Effect of distance from server

Solution 1:

Assuming the graph is http request time it seems fairly reasonable to me.

A http request (in the absense of keepalive, fastopen etc) normally requires at least two round trips.

  • Client sends syn
  • Sever receives syn and sends syn-ack
  • Client receives syn-ack and sends ack and request.
  • Server sends response.

The speed of light in fiber is about 2*10^8 meters per second. According to google the distance from "ireland to the USA" is 6,629 km * which would translate to a round trip time of about 66 ms.

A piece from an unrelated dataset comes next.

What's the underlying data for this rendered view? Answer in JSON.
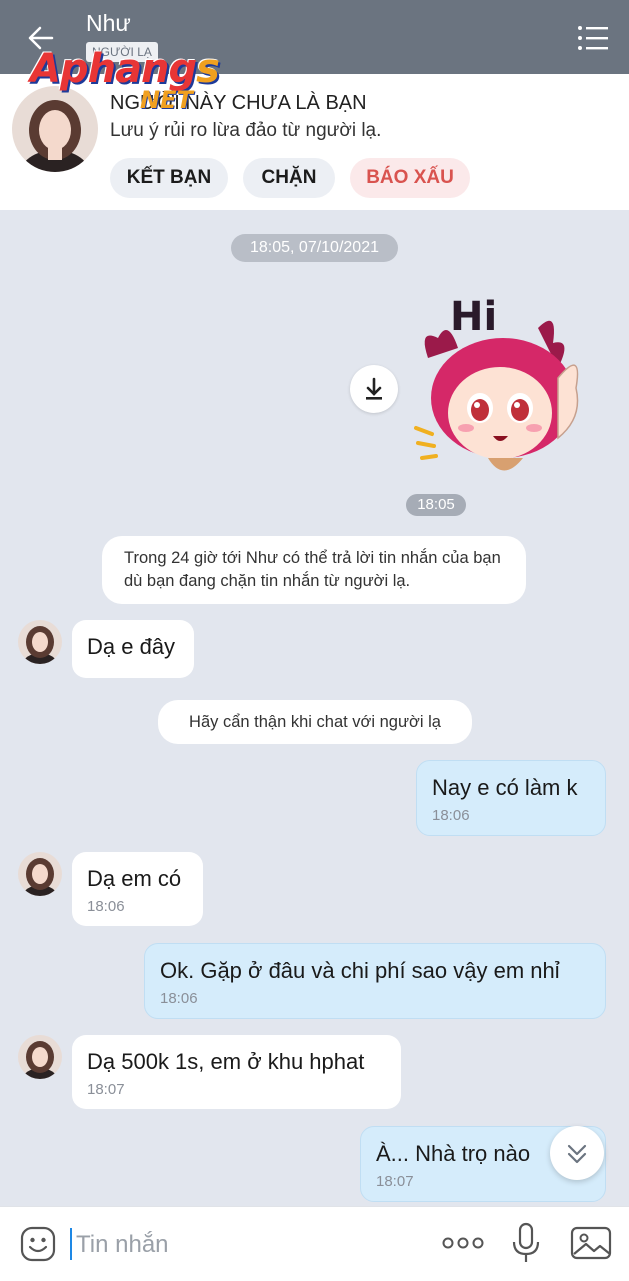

But that assumes there are no delays in equipment and that the data route follows the shortest possible path. Practical round trip times are usually 100 to 150 milliseconds between a host in Europe and a host in the USA. As such a http request time of ~250ms is perfectly normal.

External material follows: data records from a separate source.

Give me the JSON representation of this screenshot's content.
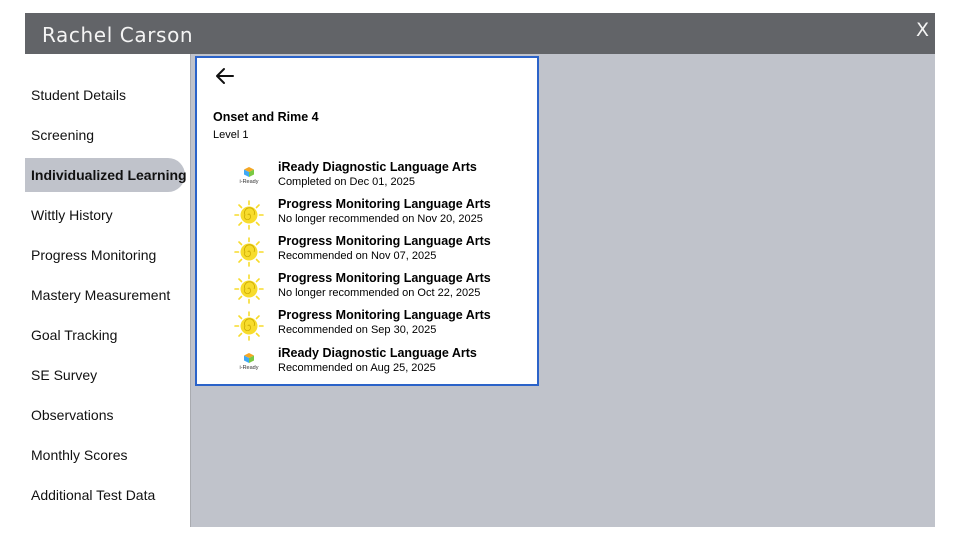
{
  "window": {
    "title": "Rachel Carson",
    "close_label": "X"
  },
  "sidebar": {
    "items": [
      {
        "label": "Student Details",
        "active": false
      },
      {
        "label": "Screening",
        "active": false
      },
      {
        "label": "Individualized Learning",
        "active": true
      },
      {
        "label": "Wittly History",
        "active": false
      },
      {
        "label": "Progress Monitoring",
        "active": false
      },
      {
        "label": "Mastery Measurement",
        "active": false
      },
      {
        "label": "Goal Tracking",
        "active": false
      },
      {
        "label": "SE Survey",
        "active": false
      },
      {
        "label": "Observations",
        "active": false
      },
      {
        "label": "Monthly Scores",
        "active": false
      },
      {
        "label": "Additional Test Data",
        "active": false
      }
    ]
  },
  "panel": {
    "back_icon": "arrow-left-icon",
    "title": "Onset and Rime 4",
    "level": "Level 1",
    "entries": [
      {
        "icon": "iready-icon",
        "icon_text": "i-Ready",
        "name": "iReady Diagnostic Language Arts",
        "status": "Completed on Dec 01, 2025"
      },
      {
        "icon": "sun-icon",
        "name": "Progress Monitoring Language Arts",
        "status": "No longer recommended on Nov 20, 2025"
      },
      {
        "icon": "sun-icon",
        "name": "Progress Monitoring Language Arts",
        "status": "Recommended on Nov 07, 2025"
      },
      {
        "icon": "sun-icon",
        "name": "Progress Monitoring Language Arts",
        "status": "No longer recommended on Oct 22, 2025"
      },
      {
        "icon": "sun-icon",
        "name": "Progress Monitoring Language Arts",
        "status": "Recommended on Sep 30, 2025"
      },
      {
        "icon": "iready-icon",
        "icon_text": "i-Ready",
        "name": "iReady Diagnostic Language Arts",
        "status": "Recommended on Aug 25, 2025"
      }
    ]
  },
  "colors": {
    "titlebar": "#626468",
    "content_bg": "#c0c3cb",
    "panel_border": "#2b63c9",
    "sun": "#f7dc2c"
  }
}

What is a bit more concerning are the spikes in the graph, they suggest network congestion somewhere between the server and the test client.

* obviously it depends on what point in the USA and what point in ireland but the point google picked seemed to be somewhere in the middle of the USA and the OPs graph said "us-mid".

Solution 2:

Any other possible reason in addition to distance from server?

The path the packets take.


Solution 3:

Searching google for ping "us-mid" yields Monitis.com and their IP in Dallas, who also have a DE IP in Frankfurt. From a very well-connected server in France I have 9 ms ping RTT to the DE IP and 111 ms ping RTT to the US-MID IP. For HTTP time-to-response I'd expect double that plus the server's reaction time, for the sake of argument let's say maybe 26 and 230. That's not so different from your values, given that in Ireland you are probably a bit further network-wise from both places.

Accept those values as normal and monitor deviations from them to see it there are problems on your site or with your ISP. Unless you're running a global service that's really response-time critical, it's useless to do more. If you are, put servers around the world or (better) contract with hosters who specialize in doing that.